I am using the SDK version 10.4 and cannot get OCR to work with pages or PDF files. The documents are already created and have pages/PDFs assigned to them.
I run the following code against a valid page with text:
try
{
OcrEngine ocr = OcrEngine.LoadEngine();
ocr.Run(lfDocNew, new PageSet(pageNum.ToString()));
}
catch (Exception ex)
{
result.ErrorMessage = "OCR Error on page " + pageNum + ": " + ex.Message;
}
And get this error thrown:
Error:
"Interface not registered"
Stack Trace:
at BPIClientLib.IBPProcessEx.Process(IBPPageEx pUnkPage)
at Laserfiche.DocumentServices.OcrEngine.ProcessImage(String imagePath, DocumentInfo document, PageInfo page)
at Laserfiche.DocumentServices.OcrEngine.ProcessPage(DocumentInfo document, PageInfo page)
at Laserfiche.DocumentServices.OcrEngine.Run(DocumentInfo document, PageSet pages)

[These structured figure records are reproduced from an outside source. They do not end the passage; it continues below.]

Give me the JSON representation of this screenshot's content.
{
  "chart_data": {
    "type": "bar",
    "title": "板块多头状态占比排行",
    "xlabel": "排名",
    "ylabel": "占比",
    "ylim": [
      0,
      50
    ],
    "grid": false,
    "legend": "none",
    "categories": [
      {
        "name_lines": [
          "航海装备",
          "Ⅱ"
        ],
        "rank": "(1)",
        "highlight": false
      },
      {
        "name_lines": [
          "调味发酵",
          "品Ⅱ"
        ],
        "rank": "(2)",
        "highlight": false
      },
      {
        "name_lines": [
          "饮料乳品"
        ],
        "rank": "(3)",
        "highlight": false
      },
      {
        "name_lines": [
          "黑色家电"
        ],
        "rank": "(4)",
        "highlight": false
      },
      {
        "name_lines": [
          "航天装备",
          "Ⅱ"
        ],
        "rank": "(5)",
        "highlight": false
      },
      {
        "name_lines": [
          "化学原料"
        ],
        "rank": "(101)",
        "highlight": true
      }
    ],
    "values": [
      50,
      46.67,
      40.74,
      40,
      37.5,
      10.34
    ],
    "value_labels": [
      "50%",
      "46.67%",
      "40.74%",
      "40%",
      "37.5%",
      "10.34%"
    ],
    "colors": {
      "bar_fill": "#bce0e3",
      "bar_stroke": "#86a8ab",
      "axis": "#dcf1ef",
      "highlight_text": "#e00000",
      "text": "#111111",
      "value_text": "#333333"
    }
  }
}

at mviLFPost.LFRAPostEngine.AssignPages(LFDocumentInfo DocInfo, DocumentInfo lfDocNew, DocumentImporter importer, PostResult& result) in C:\vs\mvidev\mvi\Dev\Laserfiche Integration\SVR\mviLFPost\mviLFPost\LFRAPostEngine.cs:line 1381
When I run the following code with a PDF electronic document, it does not extract text nor does it throw any error.
try
{
using (TextExtractor te = TextExtractor.LoadExtractor())
{
te.ExtractFrom(lfDoc);
}
}
catch (Exception ex)
{
result.ErrorMessage = "Error extracting text for electronic document: " + ex.Message; // Don't fail on entire import if text is not extracted.
}
Am I missing a required component to run OCR when importing with the 10.4 SDK? Relying on Workflow after the fact really slows down the server when importing many documents.